15.5.11

Demolición

Cuando la piqueta alcanza a una casa vieja de varias plantas, durante el tiempo en que el solar aguarda su designio inmobiliario, el transeúnte choca cada día con los rectángulos polícromos que sobreviven a las ruinas. En la pared del fondo y en los muros laterales se recortan, como paneles verticales, las caras ciegas de antiguas habitaciones, cuadros de una fisonomía indeleble: colores desvaídos, miniaturas de papel pintado, azulejos reservados. Sirven de marco líneas gruesas de tabique en carne viva, la entraña desgarrada e irregular del cemento y la cal, del ladrillo y la piedra. A menudo quedan huellas de la memoria: el lugar de un retrato o un espejo, la longitud de un armario, la latitud del cabecero o de la cómoda.
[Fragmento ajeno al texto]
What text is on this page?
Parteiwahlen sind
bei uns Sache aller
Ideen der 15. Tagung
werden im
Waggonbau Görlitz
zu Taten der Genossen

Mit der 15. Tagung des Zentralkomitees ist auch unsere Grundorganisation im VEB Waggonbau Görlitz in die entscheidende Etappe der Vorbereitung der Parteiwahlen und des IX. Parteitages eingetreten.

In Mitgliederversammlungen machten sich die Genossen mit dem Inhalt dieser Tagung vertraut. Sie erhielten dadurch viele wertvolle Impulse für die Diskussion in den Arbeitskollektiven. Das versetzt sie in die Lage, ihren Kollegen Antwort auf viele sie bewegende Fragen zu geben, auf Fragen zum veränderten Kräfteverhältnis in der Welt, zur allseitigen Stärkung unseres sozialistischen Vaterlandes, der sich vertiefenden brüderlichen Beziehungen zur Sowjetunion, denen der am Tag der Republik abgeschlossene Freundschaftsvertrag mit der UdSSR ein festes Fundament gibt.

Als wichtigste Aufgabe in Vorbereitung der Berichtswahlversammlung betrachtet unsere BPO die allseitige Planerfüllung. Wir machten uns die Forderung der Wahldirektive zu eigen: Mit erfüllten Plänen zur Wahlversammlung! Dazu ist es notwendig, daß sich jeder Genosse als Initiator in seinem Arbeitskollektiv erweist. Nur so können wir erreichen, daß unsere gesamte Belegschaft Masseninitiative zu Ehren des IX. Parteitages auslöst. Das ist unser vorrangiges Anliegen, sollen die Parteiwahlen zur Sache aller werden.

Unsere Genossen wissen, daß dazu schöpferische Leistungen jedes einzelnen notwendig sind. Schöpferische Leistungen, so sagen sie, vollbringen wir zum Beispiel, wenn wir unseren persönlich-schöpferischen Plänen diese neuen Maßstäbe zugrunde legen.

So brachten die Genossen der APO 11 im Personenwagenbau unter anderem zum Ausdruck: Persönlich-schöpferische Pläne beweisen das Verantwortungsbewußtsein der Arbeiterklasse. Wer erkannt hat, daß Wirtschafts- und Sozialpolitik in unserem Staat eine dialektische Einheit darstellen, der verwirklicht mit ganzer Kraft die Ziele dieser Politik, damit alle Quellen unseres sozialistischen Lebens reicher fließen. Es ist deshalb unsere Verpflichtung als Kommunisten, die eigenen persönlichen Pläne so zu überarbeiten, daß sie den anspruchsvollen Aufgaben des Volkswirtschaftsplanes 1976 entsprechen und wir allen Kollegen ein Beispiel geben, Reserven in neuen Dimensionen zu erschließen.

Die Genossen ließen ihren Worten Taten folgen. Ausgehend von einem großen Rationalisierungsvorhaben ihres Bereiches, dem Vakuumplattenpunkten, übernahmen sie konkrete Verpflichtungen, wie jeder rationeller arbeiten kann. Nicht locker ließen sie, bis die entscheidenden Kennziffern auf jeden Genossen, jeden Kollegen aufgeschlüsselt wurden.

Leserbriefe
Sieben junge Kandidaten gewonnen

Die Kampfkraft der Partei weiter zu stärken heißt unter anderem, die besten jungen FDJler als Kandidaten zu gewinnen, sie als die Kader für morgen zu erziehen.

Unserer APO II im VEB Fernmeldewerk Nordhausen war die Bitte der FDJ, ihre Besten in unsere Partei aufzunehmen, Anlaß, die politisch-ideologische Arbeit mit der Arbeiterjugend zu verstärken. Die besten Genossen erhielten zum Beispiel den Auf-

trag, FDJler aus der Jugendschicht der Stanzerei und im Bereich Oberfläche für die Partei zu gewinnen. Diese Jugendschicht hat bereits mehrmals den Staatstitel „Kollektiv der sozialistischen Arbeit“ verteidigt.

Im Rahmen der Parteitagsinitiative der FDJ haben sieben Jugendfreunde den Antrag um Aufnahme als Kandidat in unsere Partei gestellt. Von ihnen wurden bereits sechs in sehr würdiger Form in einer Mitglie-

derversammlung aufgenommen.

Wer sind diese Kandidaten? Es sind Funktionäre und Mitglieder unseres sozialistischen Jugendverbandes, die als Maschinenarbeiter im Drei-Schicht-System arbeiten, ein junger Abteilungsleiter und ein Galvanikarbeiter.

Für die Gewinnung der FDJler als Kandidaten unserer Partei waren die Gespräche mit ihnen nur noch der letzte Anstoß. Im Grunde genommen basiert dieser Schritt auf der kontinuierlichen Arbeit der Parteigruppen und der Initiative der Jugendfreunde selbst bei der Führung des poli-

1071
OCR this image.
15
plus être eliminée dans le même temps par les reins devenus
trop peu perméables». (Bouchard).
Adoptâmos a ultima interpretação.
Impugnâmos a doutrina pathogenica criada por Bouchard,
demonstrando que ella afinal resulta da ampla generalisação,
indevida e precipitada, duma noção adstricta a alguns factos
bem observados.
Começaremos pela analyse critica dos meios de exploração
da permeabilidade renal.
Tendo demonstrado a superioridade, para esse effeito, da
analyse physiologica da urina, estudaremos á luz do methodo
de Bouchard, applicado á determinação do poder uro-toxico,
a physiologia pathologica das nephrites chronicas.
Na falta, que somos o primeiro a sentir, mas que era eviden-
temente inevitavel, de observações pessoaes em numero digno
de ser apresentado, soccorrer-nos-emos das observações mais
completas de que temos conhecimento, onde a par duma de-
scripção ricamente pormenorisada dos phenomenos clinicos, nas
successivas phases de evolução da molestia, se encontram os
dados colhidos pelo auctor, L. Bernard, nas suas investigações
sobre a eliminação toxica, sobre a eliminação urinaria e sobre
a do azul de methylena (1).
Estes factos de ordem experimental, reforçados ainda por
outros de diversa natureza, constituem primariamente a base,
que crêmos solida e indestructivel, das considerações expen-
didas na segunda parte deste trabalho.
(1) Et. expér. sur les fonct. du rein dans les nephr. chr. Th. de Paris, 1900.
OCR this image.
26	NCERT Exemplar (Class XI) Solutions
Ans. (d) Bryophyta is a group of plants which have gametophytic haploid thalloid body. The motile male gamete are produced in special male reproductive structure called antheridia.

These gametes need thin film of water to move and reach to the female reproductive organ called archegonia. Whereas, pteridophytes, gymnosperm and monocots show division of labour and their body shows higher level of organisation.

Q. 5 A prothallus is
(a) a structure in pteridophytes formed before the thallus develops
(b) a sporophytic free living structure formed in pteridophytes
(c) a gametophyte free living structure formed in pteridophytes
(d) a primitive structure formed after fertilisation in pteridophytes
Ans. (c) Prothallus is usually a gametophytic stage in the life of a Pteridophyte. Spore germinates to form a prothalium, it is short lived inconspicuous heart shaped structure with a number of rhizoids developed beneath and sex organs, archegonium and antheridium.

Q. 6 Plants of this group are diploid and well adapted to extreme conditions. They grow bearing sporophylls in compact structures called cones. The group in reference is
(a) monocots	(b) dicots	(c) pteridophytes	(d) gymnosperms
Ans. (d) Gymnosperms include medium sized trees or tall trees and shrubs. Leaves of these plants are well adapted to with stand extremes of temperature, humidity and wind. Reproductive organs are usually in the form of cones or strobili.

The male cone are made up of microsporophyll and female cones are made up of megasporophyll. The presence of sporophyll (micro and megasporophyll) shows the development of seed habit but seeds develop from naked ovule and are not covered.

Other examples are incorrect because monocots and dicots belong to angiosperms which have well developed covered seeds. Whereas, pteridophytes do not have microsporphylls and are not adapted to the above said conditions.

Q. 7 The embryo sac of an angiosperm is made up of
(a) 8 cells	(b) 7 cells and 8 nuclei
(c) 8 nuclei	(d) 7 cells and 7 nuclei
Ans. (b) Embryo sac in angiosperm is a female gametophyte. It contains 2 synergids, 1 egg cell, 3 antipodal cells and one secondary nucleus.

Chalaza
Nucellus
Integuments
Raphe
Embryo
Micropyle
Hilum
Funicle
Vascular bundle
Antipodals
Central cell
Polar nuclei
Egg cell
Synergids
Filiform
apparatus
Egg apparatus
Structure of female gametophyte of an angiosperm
Prevalece en general el deterioro, el abandono, la desidia interior y espesa de la huida. A veces, ante la inminencia del derrumbe, el último morador se ha recreado, contra la pulcritud, en venganzas materiales y agresiones negras. El conjunto recrea contrastes de segmentos y polígonos, réplica de esas parcelas labrantías que sobrevuelan los aviones en la meseta peninsular. Los muros de una casa derruida, con sus retazos de papel pintado y su policromía, semejan la representación vertical, con solo fondo, de un mapa doméstico y urbano, una apariencia de museo en que las figuras han abandonado el lienzo, pero esa geometría secante, zozobra en vilo de la intimidad anónima, enmarca en el vacío del aire los misterios cerrados de la soledad y de la noche, la fantasmagoría arqueológica de una historia secreta del hombre y la mujer, cuya consistencia se ha desmoronado, como se desmorona siempre, a la postre, toda realidad humana.